Watch The Fine Print

Being good can be very, very bad for disability income insurance claimants in many ways, all locked away in the fine print of the policy. See Mr. Nice Guy.

A recent New York case added a new pitfall for claimants who try working at a lesser job even when they are physically or mentally not up to it. Insurance companies ambush unsuspecting “Good Joes” waiting for them to fall into the trap of trying to continue to work even if they can’t hack it because of their disability.

The issue in McCauley v. First Unum Life Ins. Co., 551 F.3rd 126 (2nd Cir., 2008) , did not involve the warning we issued in Mr. Nice Guy. McCauley dealt with the insurance company tactic of wrongfully withholding benefits and thereby forcing a disabled person to do anything in order to live, and then claiming that the new work cut off the insured’s right to claim the disability under the terms of the policy.

The First Unum policy in this case contained a provision that if the insured was employed for more than 6 months while earning more than 80% of predisability income, the insured would not be entitled to benefits.

After Unum wrongfully denied him benefits, the insured, desperately needing money to live, worked for 8 months at a salary exceeding the 80% limit. He worked at a company which was sympathetic to his disabling condition and employed him anyway, recognizing the limitations of his disability. But, even with this compassionate help and despite his pressing financial needs, the claimant could not continue because his condition was too debilitating.

Even though the policy was governed by the ERISA statute, First Unum jumped on the issue of claimant’s employment for 8 months, citing the policy language, even though First Unum’s wrongful denial of benefits put the claimant in a position where he needed money to live so desperately, that he was forced to try to work, no matter how trying or demeaning it was to work in his condition.

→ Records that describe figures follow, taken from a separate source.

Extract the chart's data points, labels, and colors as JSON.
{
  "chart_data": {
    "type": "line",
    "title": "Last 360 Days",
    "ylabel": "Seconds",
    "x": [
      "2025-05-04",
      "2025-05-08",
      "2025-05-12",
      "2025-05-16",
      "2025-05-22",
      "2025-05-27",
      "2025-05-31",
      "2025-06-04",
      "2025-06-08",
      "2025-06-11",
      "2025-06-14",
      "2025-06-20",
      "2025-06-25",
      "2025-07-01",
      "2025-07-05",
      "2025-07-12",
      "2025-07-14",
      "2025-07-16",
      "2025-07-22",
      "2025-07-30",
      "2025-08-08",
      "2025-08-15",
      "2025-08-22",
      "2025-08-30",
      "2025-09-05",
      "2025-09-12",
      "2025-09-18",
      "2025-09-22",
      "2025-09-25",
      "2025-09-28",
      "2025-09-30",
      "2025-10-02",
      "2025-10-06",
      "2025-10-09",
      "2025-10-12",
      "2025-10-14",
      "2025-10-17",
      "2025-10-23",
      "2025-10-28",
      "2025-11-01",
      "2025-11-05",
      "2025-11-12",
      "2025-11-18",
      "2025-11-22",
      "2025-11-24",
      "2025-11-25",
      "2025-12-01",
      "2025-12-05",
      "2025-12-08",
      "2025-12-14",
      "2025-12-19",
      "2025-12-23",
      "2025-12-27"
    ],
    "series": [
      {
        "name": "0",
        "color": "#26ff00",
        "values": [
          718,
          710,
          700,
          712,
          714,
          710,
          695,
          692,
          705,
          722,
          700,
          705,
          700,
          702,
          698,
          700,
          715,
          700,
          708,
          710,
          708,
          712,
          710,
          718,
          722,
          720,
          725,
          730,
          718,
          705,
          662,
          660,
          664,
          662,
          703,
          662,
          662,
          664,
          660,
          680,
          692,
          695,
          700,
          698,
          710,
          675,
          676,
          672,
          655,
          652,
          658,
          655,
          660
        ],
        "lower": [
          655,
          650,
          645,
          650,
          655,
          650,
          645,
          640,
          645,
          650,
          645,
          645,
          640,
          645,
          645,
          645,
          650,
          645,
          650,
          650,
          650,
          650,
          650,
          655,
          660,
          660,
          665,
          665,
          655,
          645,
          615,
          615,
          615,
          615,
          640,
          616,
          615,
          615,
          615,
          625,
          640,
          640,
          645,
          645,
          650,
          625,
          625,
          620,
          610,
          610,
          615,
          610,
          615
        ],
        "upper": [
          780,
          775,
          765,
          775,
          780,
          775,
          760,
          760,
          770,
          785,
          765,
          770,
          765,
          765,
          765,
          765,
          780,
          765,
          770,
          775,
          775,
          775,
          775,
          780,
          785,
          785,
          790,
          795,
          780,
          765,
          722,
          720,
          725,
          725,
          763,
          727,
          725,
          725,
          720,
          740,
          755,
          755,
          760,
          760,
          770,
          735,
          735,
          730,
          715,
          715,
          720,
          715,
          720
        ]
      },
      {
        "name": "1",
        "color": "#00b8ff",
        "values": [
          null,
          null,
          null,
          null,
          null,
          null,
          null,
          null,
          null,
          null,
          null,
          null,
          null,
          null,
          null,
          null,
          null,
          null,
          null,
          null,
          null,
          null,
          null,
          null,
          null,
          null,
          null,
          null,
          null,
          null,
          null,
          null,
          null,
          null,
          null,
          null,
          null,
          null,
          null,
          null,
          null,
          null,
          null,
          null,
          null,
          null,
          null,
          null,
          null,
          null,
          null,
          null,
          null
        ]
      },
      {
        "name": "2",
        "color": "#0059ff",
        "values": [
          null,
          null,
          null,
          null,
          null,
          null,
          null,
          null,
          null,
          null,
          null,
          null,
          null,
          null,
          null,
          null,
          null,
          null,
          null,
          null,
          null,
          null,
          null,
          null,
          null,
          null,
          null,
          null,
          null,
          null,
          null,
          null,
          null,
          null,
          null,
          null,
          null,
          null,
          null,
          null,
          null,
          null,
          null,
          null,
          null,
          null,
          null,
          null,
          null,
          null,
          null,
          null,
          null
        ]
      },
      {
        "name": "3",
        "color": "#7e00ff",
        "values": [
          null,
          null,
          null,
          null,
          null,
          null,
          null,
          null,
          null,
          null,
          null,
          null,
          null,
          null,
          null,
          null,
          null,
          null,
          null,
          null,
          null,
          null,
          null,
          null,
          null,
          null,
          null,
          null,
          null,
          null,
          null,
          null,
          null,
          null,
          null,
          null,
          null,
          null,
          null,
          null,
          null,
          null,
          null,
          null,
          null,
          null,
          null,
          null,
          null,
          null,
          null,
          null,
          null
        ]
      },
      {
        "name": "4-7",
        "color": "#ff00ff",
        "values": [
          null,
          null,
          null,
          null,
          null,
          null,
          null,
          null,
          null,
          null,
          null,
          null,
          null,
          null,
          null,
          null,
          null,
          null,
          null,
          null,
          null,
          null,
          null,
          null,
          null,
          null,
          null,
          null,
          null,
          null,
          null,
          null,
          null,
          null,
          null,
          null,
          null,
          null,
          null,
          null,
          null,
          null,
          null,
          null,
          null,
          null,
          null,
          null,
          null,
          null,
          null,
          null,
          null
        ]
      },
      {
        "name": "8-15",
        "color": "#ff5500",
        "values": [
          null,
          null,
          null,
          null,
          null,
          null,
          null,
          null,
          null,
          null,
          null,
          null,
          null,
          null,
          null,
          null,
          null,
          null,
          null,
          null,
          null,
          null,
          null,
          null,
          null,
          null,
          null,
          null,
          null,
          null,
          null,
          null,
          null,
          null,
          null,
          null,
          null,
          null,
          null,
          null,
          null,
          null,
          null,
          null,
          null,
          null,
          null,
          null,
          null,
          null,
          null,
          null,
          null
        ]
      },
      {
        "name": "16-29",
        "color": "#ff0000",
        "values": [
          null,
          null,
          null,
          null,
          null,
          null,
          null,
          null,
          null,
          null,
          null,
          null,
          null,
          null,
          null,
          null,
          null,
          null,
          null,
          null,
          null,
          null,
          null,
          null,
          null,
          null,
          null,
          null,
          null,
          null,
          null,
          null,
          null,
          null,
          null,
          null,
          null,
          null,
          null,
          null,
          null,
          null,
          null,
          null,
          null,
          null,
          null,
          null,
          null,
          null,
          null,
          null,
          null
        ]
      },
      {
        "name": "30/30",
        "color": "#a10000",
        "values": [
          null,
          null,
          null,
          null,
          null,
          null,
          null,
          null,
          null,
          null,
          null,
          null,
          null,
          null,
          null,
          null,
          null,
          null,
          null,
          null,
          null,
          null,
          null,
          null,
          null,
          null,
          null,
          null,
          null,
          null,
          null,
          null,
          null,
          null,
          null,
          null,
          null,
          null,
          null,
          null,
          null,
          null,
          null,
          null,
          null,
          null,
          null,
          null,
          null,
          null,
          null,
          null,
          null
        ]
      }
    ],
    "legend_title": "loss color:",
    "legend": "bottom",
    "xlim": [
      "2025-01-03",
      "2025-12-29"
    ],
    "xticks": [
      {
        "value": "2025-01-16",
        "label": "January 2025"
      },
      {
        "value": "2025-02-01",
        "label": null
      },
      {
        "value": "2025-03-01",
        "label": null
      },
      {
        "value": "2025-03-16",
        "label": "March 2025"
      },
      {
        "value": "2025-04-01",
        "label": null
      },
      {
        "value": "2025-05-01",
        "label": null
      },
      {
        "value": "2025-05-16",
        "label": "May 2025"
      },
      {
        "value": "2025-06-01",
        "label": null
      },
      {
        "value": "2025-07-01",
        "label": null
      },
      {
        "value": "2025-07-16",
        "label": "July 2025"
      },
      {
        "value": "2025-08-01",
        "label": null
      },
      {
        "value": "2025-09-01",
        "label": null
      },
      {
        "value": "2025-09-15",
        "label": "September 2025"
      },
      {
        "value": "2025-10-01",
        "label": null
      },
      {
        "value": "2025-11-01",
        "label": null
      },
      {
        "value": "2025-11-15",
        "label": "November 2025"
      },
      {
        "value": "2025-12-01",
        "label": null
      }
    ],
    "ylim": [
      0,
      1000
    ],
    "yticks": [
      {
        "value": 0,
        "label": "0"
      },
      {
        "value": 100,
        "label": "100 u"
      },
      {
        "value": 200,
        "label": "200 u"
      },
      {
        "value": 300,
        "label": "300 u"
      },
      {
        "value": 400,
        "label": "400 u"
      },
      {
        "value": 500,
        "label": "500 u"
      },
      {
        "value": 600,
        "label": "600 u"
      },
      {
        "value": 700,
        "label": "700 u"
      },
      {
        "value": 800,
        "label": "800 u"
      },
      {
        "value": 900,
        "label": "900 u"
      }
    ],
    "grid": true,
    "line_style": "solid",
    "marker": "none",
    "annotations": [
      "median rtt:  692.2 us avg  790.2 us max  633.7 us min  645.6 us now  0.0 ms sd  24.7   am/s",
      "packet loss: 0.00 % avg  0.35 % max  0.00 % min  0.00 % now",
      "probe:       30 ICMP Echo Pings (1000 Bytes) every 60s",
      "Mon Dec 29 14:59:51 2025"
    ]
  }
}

But, the court, in its wisdom, applied the ERISA doctrine of unconscionability, declaring that to wrongfully deny ERISA benefits and force a disabled claimant to try to earn income at peril to his health, and then to claim this employment destroys the claimant’s right to benefits, is unconscionable and First Unum’s denial of benefits would not stand.

It is heartening when a court recognizes that the reality of just trying to go on living trumps the cold, hard, sometimes unrealistic and impractical, language insurance companies use in their policies.